I don’t find it too hard to see beauty. But as I thought about it, I wondered why it is that I don’t see beauty in the pinnacle of God’s creation: humans. It bothered me that I don’t perceive the people that I meet as being beautiful (I’m not talking especially here about physical beauty, but the more hidden kinds of beauty like intellectual beauty, emotional beauty or spiritual beauty. Why, if humans are made in the image of God Himself, is it that I struggle so to see the beauty in humans that God apparently sees in us?

It is possible that I can’t see it because of how the fall has made us all more than a bit ugly. I suspect that has a lot to do with my struggle. But then it dawned on me that perhaps the reason I can’t see the beautiful image of God in my fellow man may not be their fault so much as the fault of my own fallen nature that keeps me from seeing the image of God in others. Goodness knows I struggle to even find a scintilla of it in myself.

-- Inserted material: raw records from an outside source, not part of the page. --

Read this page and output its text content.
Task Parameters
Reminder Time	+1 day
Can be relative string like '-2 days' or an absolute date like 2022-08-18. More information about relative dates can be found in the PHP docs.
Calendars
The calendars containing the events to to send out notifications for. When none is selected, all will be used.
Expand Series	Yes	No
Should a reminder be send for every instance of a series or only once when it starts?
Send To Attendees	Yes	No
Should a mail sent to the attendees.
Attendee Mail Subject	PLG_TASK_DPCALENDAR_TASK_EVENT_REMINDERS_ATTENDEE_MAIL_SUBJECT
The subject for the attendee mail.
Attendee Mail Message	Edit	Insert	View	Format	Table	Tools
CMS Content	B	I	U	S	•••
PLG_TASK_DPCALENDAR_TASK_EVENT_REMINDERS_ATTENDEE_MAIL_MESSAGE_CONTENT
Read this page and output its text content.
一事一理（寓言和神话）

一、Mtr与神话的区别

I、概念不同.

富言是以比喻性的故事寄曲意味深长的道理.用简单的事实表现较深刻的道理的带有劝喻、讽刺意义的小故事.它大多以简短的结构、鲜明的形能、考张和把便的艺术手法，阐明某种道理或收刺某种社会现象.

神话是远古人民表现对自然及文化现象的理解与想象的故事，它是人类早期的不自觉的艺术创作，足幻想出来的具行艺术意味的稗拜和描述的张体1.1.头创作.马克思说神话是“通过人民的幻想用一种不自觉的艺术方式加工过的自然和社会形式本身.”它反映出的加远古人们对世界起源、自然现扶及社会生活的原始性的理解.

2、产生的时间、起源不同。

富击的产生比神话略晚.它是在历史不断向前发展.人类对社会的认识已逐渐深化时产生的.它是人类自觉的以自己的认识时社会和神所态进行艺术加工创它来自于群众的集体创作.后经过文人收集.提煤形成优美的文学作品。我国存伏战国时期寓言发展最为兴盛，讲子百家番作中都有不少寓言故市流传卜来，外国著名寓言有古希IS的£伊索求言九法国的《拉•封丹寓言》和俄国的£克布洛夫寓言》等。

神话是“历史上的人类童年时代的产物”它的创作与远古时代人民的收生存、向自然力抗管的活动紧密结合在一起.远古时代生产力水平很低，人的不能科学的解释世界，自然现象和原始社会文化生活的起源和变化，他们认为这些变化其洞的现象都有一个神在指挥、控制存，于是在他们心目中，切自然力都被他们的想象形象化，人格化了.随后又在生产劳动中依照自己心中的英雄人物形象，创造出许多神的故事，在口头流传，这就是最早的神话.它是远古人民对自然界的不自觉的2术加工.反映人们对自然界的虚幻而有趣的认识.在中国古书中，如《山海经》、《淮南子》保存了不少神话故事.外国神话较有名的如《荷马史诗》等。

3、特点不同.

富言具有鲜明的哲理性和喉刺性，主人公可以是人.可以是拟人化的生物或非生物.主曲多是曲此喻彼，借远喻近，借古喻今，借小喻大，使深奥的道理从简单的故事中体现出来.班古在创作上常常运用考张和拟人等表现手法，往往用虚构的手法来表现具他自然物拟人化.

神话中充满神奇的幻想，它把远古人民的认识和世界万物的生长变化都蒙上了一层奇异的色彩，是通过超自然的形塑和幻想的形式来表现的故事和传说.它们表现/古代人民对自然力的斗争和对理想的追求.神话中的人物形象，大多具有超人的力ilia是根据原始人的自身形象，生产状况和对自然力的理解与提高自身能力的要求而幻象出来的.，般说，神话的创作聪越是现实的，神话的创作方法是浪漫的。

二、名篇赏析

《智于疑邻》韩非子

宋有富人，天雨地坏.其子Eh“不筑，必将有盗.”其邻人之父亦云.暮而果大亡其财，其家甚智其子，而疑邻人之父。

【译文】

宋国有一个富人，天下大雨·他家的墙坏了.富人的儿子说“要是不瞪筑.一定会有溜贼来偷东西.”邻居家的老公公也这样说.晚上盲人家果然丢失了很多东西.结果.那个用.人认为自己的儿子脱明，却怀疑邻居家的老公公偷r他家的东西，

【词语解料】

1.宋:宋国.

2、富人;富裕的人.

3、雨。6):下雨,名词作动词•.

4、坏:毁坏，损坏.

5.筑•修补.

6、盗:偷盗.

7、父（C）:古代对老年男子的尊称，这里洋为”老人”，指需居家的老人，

God saw/sees enough beauty in His creation, including humans, that He went to great lengths to redeem His creation. We are told that all of creation groans and travails for its redemption. We have never seen the creation in its perfected state so even the beauty we do see and appreciate so much is nothing compared to what it must have been like in Eden. We have never seen a perfected human, either. God has. And even in our fallen state, He loves us and died for us.

I need to work harder to see the image of God in others no matter how hidden or marred it may be by sin. After all, I’ve been marred, too.

PRAYER: Jesus, help us to see the beauty in others that you see and to appreciate them more than we do. In Jesus’ name, Amen.